Hi, I have this setting with: - local airflow - la...
# help
a
Hi, I have this setting with: • local airflow • lakeFS on aws • s3 • emr serverless studio The flow is - local airflow triggers lakeFS to create a new branch to test new logic, later it starts an emr application that leverage this new branch. To make this complete for testing environment, I would like to upload my python code from local to my lakeFS installation on the cloud using airflow, or something else that can be automated in python with the same script. any idea how to go about it? I couldn't find it in the LakeFS-Airflow operators.
a
Not sure if this is relevant, but AFAIK we do have an upload operator in the lakeFS Airflow provider.
a
🙈oh no. I missed it in the docs. giving it a try right now!
d
lmk if you have any other questions about emr serverless @Adi Polak - I maintain the emr-serverless-samples repo on github. 🙂 There is also an emr serverless airflow operator in there if it’s helpful.
jumping lakefs 1
a
You are too awesome @Damon C! I used the operator, and it works with the existing studio -so thank YOU! having said that, I continue building the environment and there would be more questions soon! stay tuned 😊
dancing lakefs 1
d
Awesome! 👏 Not sure if it’s helpful, but I also have a repo with a bunch of GitHub actions around orchestrating EMR Serverless.
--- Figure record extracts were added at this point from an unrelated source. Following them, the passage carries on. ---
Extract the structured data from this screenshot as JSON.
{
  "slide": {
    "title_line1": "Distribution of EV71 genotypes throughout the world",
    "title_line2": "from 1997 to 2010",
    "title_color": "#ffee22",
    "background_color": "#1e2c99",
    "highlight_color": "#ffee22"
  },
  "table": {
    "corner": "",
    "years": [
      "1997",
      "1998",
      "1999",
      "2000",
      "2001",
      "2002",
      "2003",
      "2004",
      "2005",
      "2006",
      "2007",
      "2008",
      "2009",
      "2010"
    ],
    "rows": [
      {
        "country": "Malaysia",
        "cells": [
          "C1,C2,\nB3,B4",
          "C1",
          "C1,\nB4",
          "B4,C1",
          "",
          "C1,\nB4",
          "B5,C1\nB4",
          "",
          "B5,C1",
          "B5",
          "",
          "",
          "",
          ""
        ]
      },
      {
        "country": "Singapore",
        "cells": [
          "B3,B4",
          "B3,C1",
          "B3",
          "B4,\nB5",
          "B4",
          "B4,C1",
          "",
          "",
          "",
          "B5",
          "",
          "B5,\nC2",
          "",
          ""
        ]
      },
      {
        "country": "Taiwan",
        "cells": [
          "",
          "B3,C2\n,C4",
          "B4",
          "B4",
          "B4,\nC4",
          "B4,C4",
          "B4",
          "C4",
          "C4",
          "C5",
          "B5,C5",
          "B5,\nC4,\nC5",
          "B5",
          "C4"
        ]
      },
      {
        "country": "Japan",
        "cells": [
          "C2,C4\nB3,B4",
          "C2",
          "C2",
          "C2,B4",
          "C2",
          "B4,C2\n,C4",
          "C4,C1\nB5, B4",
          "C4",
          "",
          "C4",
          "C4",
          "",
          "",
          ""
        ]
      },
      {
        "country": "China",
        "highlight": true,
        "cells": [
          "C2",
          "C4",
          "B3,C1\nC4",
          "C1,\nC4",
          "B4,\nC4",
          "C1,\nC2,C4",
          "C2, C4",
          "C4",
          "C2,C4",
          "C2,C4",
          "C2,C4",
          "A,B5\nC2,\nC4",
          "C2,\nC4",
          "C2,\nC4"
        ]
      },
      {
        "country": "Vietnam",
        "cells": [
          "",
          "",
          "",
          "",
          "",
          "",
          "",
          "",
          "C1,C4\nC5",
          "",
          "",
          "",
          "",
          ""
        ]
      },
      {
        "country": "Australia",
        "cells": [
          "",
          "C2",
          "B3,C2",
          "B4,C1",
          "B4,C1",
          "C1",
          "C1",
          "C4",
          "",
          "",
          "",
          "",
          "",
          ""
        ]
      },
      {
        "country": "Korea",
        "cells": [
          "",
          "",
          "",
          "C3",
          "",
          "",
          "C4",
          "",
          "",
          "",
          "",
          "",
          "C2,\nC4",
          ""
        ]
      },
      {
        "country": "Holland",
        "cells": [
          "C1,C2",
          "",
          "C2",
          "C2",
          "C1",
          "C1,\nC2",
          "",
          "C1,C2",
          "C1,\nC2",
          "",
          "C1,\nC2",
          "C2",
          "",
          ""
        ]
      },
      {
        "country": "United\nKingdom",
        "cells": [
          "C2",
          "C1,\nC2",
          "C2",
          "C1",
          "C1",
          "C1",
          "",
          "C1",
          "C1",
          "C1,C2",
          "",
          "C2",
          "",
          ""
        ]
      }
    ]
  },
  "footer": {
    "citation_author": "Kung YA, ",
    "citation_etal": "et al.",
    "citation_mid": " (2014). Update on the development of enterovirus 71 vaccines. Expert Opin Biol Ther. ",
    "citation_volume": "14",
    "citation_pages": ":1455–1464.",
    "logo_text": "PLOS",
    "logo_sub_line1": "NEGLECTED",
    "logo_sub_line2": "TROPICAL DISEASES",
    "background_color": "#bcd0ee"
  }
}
I’m also working on a CLI to make deploying/copying to s3 easy, but it’s still very very beta. 😄
a
Thanks, really excited sunglasses lakefs to read that
As of apache-airflow-providers-amazon==5.0.0, the EMR Serverless Operator is now part of the official Apache Airflow Amazon Provider and has been tested with open source Apache Airflow v2.2.2.
d
Heh, yea it’s been a little awkward. MWAA for a while hasn’t supported upgrading the amazon provider. 🫣 I think it works now, but the internal ticket is still open.